Kapitalizmin liberal aşamasında, toplumsal üretim ile siyasal iktidarın örtüştüğü Orta Çağ’a özgü siyasal egemenlik dizgesi, pazarın yarattığı devlet-toplum ayrımı sayesinde gerçekleşmişti. Oysa, refah devletinin doğmasıyla birlikte,

(3)

sivil toplum, devlet ve kamusal alan arasındaki ilişkiler büyük ölçüde değişmiştir. Zira, 1873’teki Büyük Bunalım, liberalleşme şansını eleyip yeni bir korumacılığa sevketmişti. Bu momentte gelişmeye başlayan refah devleti politikalarıyla, devletin, pazarın sağlayamadığı siyasal dengeyi garantilemek adına, özel alana müdahalesi gittikçe arttı. Bunun sonucunda, bürokrasinin siyasal yaşamda belirleyiciliğinin artmış, teknokratik siyaset anlayışının yerleşmesi karşısında kitle kültürünün doğmuştu. Kamusal alanın genişletilmeye çalışılması gereken zeminde filizlenmesi beklenen eleştirel akıl unutulmuş, böylelikle bu ayrımları ortadan kalkmaya itmiş, kamusal alanın, sivil toplum ile devlet arasındaki dolayımlayıcı konumundan ayrılmasını gerektirmiştir. Kamusal alan, çıkar gruplarının birbirleriyle rekabet ettikleri, Rousseaucu manada, genel iradeden uzaklaştığı bir alana indirgenmiştir. Habermas bu süreci yeni merkantilizmin (neo-mercantilism) yeniden feodalleşmeye davet çıkardığı bir sürece işaret ettiğini ileri sürmüştür. Diyalektik bir süreç içinde, devlet toplumsallaşacak, toplum ise devletleşecektir. Bir yandan devlet topluma müdahale ederken, diğer yandan toplumsal alana ait özel kurumların kendilerini yarı-kamusal olarak addetmeleri söz konusu olacaktır. Bunun, hukuk gramerindeki yansıması, özel hukukun kamusallaşması ve kamu hukukunun özelleşmesi olarak kendini gösterir.

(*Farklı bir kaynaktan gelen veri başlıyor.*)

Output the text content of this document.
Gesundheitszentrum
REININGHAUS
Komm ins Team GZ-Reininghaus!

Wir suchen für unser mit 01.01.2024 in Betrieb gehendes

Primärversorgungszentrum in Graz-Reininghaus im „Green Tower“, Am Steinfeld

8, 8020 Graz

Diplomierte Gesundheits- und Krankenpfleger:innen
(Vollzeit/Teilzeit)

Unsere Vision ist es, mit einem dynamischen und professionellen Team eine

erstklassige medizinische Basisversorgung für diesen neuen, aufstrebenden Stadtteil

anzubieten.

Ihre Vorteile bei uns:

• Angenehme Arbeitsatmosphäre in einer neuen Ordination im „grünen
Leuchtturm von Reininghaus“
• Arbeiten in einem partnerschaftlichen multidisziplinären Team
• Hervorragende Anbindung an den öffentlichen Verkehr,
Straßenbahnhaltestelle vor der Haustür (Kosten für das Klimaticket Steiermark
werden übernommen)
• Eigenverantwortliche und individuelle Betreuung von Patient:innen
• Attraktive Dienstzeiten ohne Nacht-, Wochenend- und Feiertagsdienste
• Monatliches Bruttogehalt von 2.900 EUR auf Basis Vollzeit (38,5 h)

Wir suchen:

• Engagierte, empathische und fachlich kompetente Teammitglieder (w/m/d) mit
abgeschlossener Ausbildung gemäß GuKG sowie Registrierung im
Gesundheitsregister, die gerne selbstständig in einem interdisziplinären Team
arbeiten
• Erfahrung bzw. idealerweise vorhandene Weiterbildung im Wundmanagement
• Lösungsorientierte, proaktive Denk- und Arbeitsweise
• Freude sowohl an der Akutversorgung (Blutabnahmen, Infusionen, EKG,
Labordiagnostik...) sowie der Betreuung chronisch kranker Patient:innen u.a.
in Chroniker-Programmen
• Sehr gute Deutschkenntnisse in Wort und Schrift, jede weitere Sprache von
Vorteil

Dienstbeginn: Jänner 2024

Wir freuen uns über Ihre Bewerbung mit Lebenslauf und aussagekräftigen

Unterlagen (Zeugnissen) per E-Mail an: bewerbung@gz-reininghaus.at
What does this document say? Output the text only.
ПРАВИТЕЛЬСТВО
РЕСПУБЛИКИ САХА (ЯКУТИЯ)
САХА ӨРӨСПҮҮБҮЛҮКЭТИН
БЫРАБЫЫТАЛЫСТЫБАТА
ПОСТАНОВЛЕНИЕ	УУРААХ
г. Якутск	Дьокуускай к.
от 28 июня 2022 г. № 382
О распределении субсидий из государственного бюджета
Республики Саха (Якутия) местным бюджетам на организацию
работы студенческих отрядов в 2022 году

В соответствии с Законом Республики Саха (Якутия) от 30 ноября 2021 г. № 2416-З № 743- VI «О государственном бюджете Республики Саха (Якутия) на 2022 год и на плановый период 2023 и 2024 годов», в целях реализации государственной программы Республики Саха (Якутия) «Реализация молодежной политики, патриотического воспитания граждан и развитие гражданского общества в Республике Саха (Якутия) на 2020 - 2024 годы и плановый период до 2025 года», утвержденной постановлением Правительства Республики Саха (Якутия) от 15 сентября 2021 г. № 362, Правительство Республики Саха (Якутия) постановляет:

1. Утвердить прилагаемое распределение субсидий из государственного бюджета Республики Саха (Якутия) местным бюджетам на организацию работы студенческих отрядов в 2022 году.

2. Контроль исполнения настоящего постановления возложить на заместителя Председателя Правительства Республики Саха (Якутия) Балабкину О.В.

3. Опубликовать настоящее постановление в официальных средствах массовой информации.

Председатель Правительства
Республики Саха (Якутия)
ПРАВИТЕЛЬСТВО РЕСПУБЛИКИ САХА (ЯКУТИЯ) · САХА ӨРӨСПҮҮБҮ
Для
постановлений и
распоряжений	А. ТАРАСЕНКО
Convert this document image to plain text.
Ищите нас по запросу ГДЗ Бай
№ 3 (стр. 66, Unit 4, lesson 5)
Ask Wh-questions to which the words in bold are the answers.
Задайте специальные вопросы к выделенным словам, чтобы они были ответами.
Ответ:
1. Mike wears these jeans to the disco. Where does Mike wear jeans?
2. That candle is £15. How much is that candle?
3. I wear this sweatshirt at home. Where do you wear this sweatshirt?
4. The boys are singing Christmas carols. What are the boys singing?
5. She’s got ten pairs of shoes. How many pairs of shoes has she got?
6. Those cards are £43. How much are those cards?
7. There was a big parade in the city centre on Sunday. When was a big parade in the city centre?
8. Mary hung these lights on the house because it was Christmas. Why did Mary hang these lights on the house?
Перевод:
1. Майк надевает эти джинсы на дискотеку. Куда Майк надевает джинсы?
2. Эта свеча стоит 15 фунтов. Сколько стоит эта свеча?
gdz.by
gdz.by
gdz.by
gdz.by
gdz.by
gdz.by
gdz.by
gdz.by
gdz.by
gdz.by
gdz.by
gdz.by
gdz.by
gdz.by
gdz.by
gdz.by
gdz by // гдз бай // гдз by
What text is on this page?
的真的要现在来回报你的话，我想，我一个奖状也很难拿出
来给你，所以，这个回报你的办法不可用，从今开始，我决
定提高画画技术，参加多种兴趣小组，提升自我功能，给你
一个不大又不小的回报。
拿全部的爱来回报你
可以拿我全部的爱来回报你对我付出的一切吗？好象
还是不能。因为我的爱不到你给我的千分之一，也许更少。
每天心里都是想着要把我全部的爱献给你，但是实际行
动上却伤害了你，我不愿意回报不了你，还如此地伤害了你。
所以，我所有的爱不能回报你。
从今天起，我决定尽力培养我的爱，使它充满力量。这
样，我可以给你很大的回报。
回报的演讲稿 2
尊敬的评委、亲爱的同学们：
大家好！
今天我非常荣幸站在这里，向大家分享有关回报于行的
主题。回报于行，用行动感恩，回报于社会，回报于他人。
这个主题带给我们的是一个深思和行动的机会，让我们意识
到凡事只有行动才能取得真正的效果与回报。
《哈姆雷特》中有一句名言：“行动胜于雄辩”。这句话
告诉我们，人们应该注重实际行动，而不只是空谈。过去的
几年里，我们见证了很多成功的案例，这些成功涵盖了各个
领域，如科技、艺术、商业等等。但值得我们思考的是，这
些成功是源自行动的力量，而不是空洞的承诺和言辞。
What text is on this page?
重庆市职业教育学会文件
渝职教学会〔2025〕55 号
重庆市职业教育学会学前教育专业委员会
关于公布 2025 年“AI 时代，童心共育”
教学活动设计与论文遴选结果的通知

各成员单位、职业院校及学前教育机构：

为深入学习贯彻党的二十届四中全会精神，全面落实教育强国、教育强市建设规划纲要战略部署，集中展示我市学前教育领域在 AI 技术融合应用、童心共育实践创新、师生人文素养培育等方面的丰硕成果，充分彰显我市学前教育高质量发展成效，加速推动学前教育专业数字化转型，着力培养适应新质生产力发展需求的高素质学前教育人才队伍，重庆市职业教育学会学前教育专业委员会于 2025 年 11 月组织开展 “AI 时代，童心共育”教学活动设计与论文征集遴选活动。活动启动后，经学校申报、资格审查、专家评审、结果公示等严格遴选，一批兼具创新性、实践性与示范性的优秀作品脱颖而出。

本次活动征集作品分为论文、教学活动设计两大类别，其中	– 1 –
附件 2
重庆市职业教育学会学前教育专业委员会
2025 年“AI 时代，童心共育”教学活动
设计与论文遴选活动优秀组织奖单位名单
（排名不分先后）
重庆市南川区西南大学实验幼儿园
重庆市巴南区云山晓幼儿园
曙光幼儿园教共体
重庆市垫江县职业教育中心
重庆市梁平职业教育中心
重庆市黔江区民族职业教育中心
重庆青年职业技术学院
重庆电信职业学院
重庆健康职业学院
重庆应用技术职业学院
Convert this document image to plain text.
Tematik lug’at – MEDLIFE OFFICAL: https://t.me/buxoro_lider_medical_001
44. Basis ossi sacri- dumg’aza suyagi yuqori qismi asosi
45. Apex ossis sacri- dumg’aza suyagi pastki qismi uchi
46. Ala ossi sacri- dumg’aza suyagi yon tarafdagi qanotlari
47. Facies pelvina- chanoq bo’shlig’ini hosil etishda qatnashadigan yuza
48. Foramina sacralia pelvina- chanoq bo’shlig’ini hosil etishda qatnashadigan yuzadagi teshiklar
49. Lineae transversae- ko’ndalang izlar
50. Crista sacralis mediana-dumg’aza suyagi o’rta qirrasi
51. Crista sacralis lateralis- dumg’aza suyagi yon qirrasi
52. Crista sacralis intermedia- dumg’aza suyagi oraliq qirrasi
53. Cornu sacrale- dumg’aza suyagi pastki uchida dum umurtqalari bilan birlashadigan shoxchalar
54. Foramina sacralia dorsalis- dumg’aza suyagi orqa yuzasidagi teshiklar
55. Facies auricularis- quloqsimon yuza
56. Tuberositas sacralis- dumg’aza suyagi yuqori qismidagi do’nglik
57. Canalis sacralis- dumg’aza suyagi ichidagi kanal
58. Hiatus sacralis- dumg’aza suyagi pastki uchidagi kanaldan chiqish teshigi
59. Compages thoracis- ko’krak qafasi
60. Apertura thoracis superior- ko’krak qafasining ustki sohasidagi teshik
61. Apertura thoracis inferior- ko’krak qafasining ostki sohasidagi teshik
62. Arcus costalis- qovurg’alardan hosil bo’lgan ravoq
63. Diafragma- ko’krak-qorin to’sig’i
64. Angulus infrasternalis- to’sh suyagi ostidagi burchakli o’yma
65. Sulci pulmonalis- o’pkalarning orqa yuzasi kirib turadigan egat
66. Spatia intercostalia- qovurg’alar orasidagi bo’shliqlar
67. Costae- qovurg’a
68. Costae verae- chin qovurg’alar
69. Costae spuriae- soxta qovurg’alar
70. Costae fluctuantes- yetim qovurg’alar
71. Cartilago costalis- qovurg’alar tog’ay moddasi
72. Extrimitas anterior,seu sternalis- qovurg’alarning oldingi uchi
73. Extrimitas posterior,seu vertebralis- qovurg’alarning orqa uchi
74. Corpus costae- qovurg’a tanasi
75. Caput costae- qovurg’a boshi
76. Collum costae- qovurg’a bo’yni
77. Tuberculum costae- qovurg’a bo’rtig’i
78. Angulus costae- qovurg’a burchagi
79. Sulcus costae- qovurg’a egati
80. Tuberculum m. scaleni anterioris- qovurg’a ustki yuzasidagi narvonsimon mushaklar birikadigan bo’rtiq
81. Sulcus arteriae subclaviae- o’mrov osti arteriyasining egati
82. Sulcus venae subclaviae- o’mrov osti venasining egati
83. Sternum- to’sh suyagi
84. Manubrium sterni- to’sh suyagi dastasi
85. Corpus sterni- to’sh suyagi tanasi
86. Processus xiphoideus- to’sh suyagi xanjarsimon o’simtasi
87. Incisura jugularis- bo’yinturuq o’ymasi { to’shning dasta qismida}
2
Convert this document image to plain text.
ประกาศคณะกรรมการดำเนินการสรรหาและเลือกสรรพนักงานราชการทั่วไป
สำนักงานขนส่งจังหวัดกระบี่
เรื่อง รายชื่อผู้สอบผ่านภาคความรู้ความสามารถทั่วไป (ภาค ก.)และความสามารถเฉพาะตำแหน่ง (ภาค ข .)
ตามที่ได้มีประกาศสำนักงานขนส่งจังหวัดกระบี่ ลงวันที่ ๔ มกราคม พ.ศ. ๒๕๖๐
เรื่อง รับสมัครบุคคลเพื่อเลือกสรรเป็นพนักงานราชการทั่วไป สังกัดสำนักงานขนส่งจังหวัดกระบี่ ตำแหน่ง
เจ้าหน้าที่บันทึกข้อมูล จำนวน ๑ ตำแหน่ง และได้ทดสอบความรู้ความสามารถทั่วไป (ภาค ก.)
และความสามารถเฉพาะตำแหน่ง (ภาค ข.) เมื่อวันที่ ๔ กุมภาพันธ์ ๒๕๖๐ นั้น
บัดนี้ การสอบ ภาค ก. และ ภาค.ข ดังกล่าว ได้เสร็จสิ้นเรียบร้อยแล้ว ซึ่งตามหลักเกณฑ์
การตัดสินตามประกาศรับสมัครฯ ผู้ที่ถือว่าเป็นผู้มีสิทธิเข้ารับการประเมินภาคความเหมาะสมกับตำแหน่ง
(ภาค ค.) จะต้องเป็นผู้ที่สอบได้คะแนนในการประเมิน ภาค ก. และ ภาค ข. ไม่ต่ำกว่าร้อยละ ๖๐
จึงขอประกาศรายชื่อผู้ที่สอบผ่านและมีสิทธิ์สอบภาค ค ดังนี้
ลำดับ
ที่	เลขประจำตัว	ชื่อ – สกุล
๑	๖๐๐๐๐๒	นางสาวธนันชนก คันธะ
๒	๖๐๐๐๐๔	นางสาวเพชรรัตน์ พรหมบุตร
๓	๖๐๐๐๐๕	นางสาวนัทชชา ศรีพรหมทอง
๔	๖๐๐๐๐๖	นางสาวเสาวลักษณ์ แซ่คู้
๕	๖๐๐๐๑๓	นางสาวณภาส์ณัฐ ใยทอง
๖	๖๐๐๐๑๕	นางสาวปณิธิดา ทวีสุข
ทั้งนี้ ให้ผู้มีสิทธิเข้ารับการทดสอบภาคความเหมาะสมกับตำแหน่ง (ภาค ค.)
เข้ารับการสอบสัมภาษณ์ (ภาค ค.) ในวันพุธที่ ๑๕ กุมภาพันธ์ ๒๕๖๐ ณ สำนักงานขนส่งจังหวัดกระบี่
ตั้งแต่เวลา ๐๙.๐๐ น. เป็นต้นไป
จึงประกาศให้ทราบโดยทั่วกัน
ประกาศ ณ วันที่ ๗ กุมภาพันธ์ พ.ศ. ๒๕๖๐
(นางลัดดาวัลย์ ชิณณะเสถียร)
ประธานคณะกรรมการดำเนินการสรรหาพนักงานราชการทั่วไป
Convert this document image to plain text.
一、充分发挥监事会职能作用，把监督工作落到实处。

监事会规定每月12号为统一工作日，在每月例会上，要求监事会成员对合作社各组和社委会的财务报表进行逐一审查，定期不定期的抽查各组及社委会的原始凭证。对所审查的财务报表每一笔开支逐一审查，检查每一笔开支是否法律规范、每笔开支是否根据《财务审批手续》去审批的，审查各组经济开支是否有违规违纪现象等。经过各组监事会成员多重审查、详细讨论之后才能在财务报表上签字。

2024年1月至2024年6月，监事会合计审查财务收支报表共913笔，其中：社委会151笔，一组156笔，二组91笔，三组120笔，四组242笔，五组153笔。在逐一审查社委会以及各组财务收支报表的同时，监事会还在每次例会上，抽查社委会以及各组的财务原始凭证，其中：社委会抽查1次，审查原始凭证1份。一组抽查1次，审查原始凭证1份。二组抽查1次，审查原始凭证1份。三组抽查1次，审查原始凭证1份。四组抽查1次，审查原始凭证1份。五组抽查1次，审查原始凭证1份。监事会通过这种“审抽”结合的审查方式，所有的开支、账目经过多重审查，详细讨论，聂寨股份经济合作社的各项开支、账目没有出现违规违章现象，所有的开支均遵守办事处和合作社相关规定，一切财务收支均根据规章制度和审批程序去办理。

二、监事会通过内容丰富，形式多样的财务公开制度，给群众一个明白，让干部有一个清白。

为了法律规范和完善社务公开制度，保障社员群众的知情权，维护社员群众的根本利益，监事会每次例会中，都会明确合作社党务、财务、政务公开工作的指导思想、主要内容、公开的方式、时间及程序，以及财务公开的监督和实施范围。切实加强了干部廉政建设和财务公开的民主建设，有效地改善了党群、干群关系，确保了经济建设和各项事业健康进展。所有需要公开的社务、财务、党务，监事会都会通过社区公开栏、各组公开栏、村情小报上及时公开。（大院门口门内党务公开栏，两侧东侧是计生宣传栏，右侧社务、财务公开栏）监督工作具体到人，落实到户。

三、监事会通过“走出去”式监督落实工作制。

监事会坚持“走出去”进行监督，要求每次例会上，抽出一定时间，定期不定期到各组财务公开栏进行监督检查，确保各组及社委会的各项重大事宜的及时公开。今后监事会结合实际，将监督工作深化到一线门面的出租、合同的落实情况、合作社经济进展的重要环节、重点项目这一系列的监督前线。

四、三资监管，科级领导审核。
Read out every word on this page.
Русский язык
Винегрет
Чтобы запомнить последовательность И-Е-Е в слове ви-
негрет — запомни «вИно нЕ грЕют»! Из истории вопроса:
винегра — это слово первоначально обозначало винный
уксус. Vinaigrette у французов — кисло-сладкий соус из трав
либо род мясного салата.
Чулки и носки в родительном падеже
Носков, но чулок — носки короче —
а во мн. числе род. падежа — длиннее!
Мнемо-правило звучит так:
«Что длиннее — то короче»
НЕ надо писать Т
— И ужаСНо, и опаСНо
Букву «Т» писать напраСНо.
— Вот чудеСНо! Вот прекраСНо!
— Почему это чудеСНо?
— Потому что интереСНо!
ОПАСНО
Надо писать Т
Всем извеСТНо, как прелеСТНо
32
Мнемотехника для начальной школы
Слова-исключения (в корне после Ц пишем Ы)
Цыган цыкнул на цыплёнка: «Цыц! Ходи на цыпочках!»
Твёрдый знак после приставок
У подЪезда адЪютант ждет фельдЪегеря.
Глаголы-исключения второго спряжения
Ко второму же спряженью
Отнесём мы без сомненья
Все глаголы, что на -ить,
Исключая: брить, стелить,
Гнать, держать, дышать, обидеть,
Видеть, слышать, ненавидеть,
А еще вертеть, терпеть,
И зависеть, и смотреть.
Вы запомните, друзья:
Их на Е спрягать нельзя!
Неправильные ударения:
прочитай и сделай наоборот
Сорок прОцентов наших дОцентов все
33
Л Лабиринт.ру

Bir diğer paralel gelişme ise, liberal aşamada, özel alan, ekonomik işlevlerinden arınmış aile ve pazar ilişkilerinden oluşmuşken, devlet ve sivil toplum ayrımı silikleşmeye başladığında, özel alanı oluşturan bu iki unsurdan aile, daha özel bir nitelik kazanırken, iş yaşamı kamusallaşma eğilimi gösterir. “Kültürün tartışma öznesi olduğu kamusal bir ortamdan kültürün tüketim öznesi olduğu yeni bir kamusallığa geçilmiştir.” Aile ile edebi kamusallık arasındaki bağ ve bu bağın mekanları birer birer ortadan kalkmaya başlamıştır. Kamusal birlikteliklerin yerini, tartışmanın kamusal özünün gereksinilmediği grup etkinlikleri almıştır. “Genişleyen kamusal alan, kişiler kendilerini tüketici davranış kipi içinde psikolojik doyuma ulaşmış hissettikçe, siyasal niteliğini yitirmiştir.” Bu süreç, özel yaşamın dokunulmaz olmaktan çıkmasına yol açacak süreçleri de işletir. Öyleyse, söz konusu olan, ne kamusal alan ne de özel alan kategorisine sokulamayacak siyasallaşmış bir toplumsal alandır. Ve yine öyleyse, kamusal alan eleştirel boyutunu yitirmiş ve bir reklamcılık zemini olarak kurularak yeniden feodalleşme yönündeki gelişmenin bir parçasını

oluşturmuştur. Zira, burjuva kamusal alanında siyasal kararların kamuoyunca sorgulanması temel ilkeyi oluştururken, feodalitedeki kamusallık benzeri yeni kamusallık, kişisel prestij, zenginlik ve otoritenin temsil edildiği davranış

tarzından türetilen, tüketicilere hitap eden reklamcılık zemininde gerçekleşmektedir. Devlet de yurttaşlarını, siyasal bir özne olmaktan ziyade bir tüketim öznesi olarak kurgulamaktadır.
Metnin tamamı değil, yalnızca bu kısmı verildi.